Trans healthcare procedures are both far older than cis people believe, older than many accepted medical procedures today, and weren't even originally invented for our benefit.

@gwynnion hi ! I'm sorry if it's a stupid question but I really want to learn. What is an intersex woman ? Is it a person born with both female and male genitals ?
@Chawarma @gwynnion intersex conditions are a huge umbrella term describing someone born with sex characteristics that don't fit nearly into male or female. Many intersex babies are operated on shortly after birth, sometimes even without the knowledge of the parents, which can be really devastating. Often if doctors and/or parents make a call to "correct" an intersex baby to one gender to the other based on aesthetics, and it turns out to be a bad choice...

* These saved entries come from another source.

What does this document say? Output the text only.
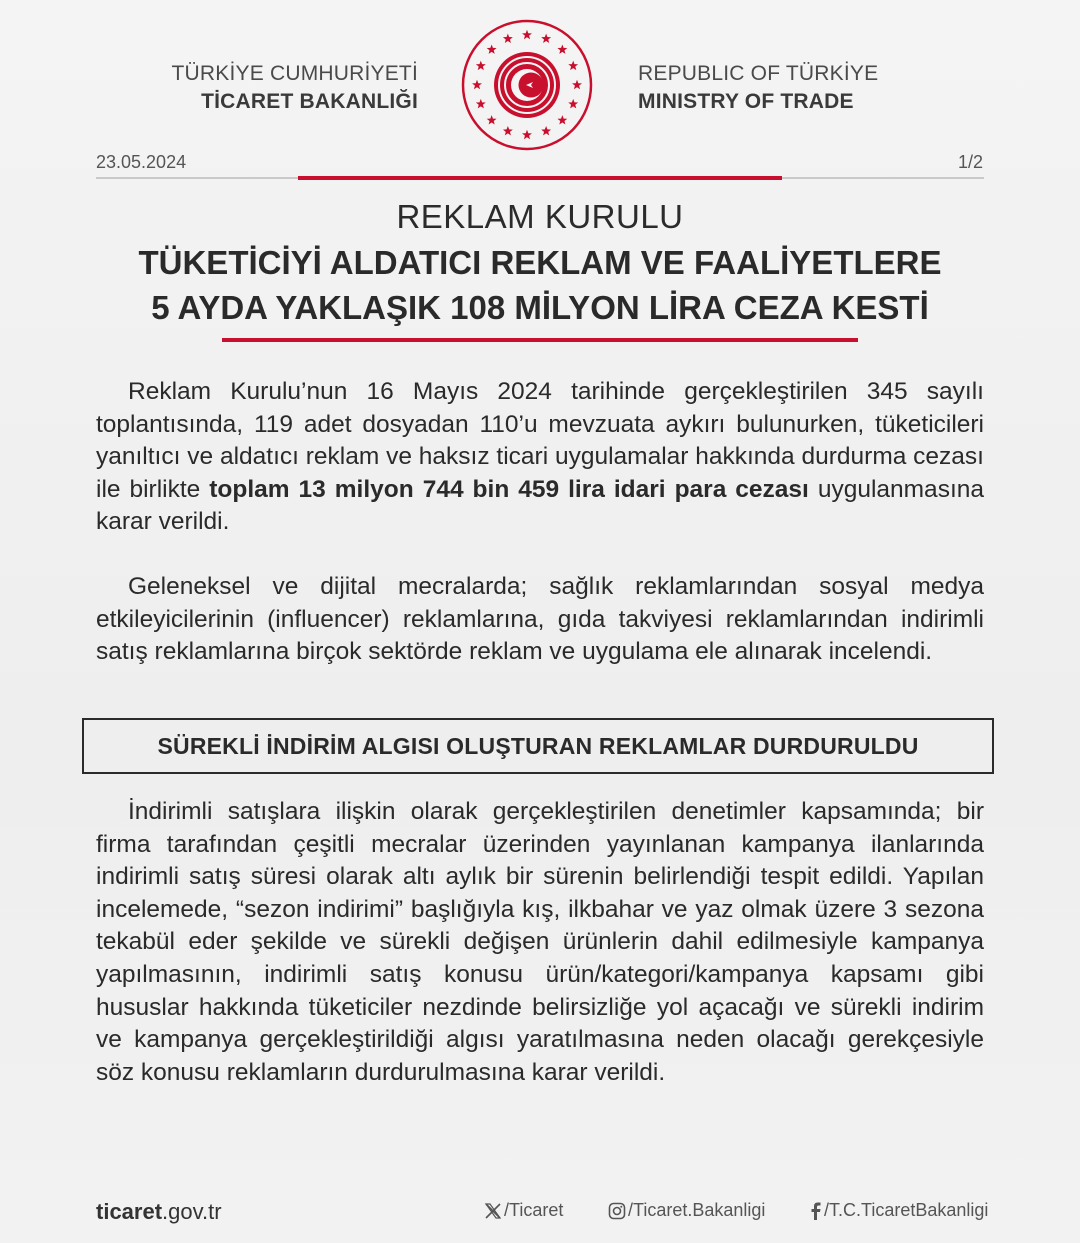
TÜRKİYE CUMHURİYETİ
TİCARET BAKANLIĞI
REPUBLIC OF TÜRKİYE
MINISTRY OF TRADE
23.05.2024	1/2
REKLAM KURULU
TÜKETİCİYİ ALDATICI REKLAM VE FAALİYETLERE
5 AYDA YAKLAŞIK 108 MİLYON LİRA CEZA KESTİ
Reklam Kurulu’nun 16 Mayıs 2024 tarihinde gerçekleştirilen 345 sayılı toplantısında, 119 adet dosyadan 110’u mevzuata aykırı bulunurken, tüketicileri yanıltıcı ve aldatıcı reklam ve haksız ticari uygulamalar hakkında durdurma cezası ile birlikte toplam 13 milyon 744 bin 459 lira idari para cezası uygulanmasına karar verildi.
Geleneksel ve dijital mecralarda; sağlık reklamlarından sosyal medya etkileyicilerinin (influencer) reklamlarına, gıda takviyesi reklamlarından indirimli satış reklamlarına birçok sektörde reklam ve uygulama ele alınarak incelendi.
SÜREKLİ İNDİRİM ALGISI OLUŞTURAN REKLAMLAR DURDURULDU
İndirimli satışlara ilişkin olarak gerçekleştirilen denetimler kapsamında; bir firma tarafından çeşitli mecralar üzerinden yayınlanan kampanya ilanlarında indirimli satış süresi olarak altı aylık bir sürenin belirlendiği tespit edildi. Yapılan incelemede, “sezon indirimi” başlığıyla kış, ilkbahar ve yaz olmak üzere 3 sezona tekabül eder şekilde ve sürekli değişen ürünlerin dahil edilmesiyle kampanya yapılmasının, indirimli satış konusu ürün/kategori/kampanya kapsamı gibi hususlar hakkında tüketiciler nezdinde belirsizliğe yol açacağı ve sürekli indirim ve kampanya gerçekleştirildiği algısı yaratılmasına neden olacağı gerekçesiyle söz konusu reklamların durdurulmasına karar verildi.
ticaret.gov.tr	/Ticaret	/Ticaret.Bakanligi	/T.C.TicaretBakanligi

@Chawarma @gwynnion ...at which point the adult intersex person, or their parents if they're still young, have to decide to undo the "correction" one way or another. Sometimes this means a doctor went "eh close enough to a boy lol, stitch up anything else" and then she ended up having ovaries and being estrogen dominant and having to figure out what to do about that later. Don't know the specific case mentioned here but that's common enough it describes a decent amount of intersex women haha.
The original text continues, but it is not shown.